Brendan Rodgers's Liverpool awoke from a nightmarish start and looked good at Anfield. Rodgers hasn't sacrificed his principles and it was brilliant to see the lad Sterling getting a start ahead of habitual kick-teases like Downing.

Swansea have starte brilliantly but then they were aided by some bloody awful work by Jaskelainen and Collins. Big Sam crumpled into his dug-out like a slowly deflating bullfrog, as he does when his lump-it-up-to-the-big-man-philosophy yields nowt. Whoever said 'Football is the Beautiful Game' had not met Sam Allardyce.

Everton, who tend get out of the blocks around March, have started the season with fists swinging. It's weird, like watching a tortoise with an outboard motor attached, but it's refreshing too. Pienaar's looking a world-beater again and if they can keep a hold of Baines and Jagielka, who knows?
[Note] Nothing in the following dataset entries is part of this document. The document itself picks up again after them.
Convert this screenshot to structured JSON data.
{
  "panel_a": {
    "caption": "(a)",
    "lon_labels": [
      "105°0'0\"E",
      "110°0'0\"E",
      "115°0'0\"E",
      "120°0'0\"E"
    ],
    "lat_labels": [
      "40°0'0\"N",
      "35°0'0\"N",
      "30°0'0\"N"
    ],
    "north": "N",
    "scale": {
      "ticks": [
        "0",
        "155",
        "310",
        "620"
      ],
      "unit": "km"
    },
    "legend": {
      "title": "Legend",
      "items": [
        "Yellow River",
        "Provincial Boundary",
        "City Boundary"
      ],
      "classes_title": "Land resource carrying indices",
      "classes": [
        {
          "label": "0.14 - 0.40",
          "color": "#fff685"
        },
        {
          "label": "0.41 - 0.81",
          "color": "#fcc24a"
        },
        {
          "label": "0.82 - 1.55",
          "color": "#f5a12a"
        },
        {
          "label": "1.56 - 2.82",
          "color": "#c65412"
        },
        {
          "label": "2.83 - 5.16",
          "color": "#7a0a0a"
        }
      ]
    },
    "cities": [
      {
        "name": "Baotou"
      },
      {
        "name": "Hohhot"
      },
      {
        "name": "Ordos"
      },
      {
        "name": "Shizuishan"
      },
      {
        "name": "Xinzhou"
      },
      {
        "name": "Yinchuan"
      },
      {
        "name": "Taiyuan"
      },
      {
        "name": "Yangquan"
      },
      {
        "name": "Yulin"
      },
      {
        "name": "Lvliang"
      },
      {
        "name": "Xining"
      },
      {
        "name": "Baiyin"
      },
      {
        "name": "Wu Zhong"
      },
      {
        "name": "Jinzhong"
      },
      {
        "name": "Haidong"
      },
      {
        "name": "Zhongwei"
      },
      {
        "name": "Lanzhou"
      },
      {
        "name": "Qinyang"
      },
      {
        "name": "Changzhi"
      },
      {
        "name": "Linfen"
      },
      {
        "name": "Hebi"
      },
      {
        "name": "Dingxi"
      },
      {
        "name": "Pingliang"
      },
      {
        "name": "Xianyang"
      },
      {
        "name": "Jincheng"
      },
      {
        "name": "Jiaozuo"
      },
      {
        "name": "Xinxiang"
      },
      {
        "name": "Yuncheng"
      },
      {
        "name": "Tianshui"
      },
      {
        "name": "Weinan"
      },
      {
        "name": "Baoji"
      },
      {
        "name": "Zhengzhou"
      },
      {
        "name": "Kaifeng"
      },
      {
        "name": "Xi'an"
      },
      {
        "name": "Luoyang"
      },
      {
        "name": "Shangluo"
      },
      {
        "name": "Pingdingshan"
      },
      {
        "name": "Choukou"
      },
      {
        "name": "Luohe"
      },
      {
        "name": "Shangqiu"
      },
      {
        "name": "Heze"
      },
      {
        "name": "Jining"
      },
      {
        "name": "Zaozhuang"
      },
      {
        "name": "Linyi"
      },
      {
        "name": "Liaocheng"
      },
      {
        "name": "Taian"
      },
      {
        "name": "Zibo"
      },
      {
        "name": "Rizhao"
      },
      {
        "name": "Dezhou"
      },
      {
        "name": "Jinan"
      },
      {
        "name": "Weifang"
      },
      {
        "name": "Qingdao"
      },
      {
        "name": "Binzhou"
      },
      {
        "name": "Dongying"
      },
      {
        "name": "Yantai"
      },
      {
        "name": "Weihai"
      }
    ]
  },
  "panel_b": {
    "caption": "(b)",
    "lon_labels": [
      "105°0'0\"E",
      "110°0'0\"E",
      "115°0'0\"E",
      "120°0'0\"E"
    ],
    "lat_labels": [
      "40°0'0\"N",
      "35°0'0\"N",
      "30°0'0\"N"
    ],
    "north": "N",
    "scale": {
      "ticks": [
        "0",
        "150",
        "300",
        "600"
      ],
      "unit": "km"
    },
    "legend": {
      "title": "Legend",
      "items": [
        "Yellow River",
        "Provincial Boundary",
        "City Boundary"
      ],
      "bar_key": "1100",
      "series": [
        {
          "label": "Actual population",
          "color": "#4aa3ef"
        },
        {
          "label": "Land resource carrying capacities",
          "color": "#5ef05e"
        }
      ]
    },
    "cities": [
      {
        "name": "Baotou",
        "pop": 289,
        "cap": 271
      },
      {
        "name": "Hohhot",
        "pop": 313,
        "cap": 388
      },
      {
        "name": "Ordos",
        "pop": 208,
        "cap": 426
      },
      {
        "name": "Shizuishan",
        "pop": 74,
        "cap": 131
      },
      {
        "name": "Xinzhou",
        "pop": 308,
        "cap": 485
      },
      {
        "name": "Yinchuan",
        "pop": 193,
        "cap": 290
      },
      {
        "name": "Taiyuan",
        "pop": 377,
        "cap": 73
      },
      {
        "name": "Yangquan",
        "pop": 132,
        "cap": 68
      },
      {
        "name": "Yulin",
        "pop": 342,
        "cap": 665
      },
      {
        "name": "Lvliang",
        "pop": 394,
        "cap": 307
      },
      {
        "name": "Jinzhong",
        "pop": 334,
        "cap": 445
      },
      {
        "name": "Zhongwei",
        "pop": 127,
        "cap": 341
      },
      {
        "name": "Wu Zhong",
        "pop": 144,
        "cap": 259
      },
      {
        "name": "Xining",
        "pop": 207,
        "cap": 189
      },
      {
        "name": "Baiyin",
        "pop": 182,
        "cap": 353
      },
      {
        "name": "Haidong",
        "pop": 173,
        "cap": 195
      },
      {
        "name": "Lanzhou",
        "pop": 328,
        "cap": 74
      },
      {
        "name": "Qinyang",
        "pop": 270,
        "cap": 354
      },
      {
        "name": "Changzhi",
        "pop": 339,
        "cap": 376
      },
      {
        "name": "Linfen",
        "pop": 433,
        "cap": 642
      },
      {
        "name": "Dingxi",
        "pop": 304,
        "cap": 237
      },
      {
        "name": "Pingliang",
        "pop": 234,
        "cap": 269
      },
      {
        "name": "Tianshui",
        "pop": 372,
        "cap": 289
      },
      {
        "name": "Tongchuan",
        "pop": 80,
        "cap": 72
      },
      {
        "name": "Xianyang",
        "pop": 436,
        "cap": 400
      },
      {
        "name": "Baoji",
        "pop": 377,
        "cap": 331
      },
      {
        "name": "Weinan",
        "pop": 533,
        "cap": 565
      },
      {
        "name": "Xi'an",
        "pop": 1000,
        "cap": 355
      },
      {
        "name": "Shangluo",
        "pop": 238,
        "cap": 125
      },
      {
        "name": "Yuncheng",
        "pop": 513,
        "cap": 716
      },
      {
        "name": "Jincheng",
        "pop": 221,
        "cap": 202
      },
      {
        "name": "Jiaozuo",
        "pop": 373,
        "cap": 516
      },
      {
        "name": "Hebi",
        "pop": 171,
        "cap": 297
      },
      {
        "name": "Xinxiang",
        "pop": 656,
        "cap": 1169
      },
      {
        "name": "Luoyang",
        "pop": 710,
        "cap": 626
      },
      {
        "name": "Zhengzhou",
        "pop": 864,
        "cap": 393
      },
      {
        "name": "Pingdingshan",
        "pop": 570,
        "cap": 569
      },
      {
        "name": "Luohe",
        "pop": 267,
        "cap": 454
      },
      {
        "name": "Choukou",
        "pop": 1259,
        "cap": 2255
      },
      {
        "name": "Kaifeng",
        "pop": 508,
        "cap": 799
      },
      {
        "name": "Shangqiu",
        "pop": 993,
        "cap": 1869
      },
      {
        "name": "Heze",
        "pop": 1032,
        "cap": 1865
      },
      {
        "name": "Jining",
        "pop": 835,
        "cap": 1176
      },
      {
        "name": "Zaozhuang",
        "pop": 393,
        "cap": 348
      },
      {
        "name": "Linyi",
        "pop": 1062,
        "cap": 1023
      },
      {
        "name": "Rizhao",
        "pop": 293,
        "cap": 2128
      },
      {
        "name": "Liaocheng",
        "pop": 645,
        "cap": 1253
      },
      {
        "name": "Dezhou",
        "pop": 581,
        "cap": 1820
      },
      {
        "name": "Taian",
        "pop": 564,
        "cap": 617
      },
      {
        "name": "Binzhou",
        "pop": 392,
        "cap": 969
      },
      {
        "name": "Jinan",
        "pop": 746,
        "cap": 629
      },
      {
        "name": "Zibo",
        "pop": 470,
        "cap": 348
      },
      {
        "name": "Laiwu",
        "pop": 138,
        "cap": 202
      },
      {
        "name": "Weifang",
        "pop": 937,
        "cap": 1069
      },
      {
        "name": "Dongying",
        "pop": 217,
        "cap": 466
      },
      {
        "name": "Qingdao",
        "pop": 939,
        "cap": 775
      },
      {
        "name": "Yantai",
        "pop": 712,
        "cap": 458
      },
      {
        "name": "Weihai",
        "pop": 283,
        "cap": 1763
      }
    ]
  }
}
Aston Villa look the most troubled thus far. Paul Lambert has always carried the air of the depressive bachelor uncle that no one really wants to talk to at a family do, and at present he may have a few more footy funerals to attend throughout the year. Unlike Southampton, say, or Reading, you can't see where a revival might come. Good though Everton were, Villa were as clueless as a very badly written detective novel. I fear for their future.

But there's been plenty of talent plus the usual fast pace and relentless passion and God help us I'm pleased that it's back so soon.

It certainly has been a better week for the Armstrongs of this world. Neil finally passed on to the next life and if it's heaven, then he really ought to have found it before he passed on. As for Lance... well there's a chest-thumping, truth-bending bullshitter and a half.

It was easy for the uninformed (and yes that includes me) to dismiss the constant barrage of insinuations in his direction as being some sort of envy-fuelled witch-hunt. It was eay to have automatic sympathy for a bloke who lost a bollock to cancer and yet appear to have more balls that at least 50% of mankind put together. There was also the fact that the bloke was clearly a bit of a knob-end - but then a lot of single-minded people are.

Now, the double-speaking toe-rag has pulled out of a court-case that would have inevitably relayed to the world at large a litany of misdemeanours. And he, despite his relentless denials - if indeed 'Prove It!' is a form of denial - has slipped away before the public humiliation can begin.

You might say that in an era of super-doped cyclists, Lance was the best junkie pedalling out there. But that doesn't much excuse it. Credit is due to the Tour de France for instantly stripping him of his titles, even if that means that they have to give the first finisher who hadn't failed a drug test, which conjures up the image of a beardy old Breton called Bernarrrrd with onions on his bike suddenly being slid into a yellow jersey.

Still cycling has set the benchmark for drug-testing in modern sport, and, if we don't want to watch chemically altered freaks fighting it out (and there's summat to be said for that) then the testing has to be rigorous in the extreme.

I sincerely believe that Wiggo, Cav, Trott, Pendleton, Hoy and all them two-wheeling Titans have never had to resort to shifty medical practices to win medals. Indeed the French'll have you believe they simply made the bikes out of magic dust instead. But now I'm backtracking into some sort of Olympian reverie.

Never mind. I'm going to get out my hankie, pretend I'm Arsene Wenger, and watch that Van Persie strike again.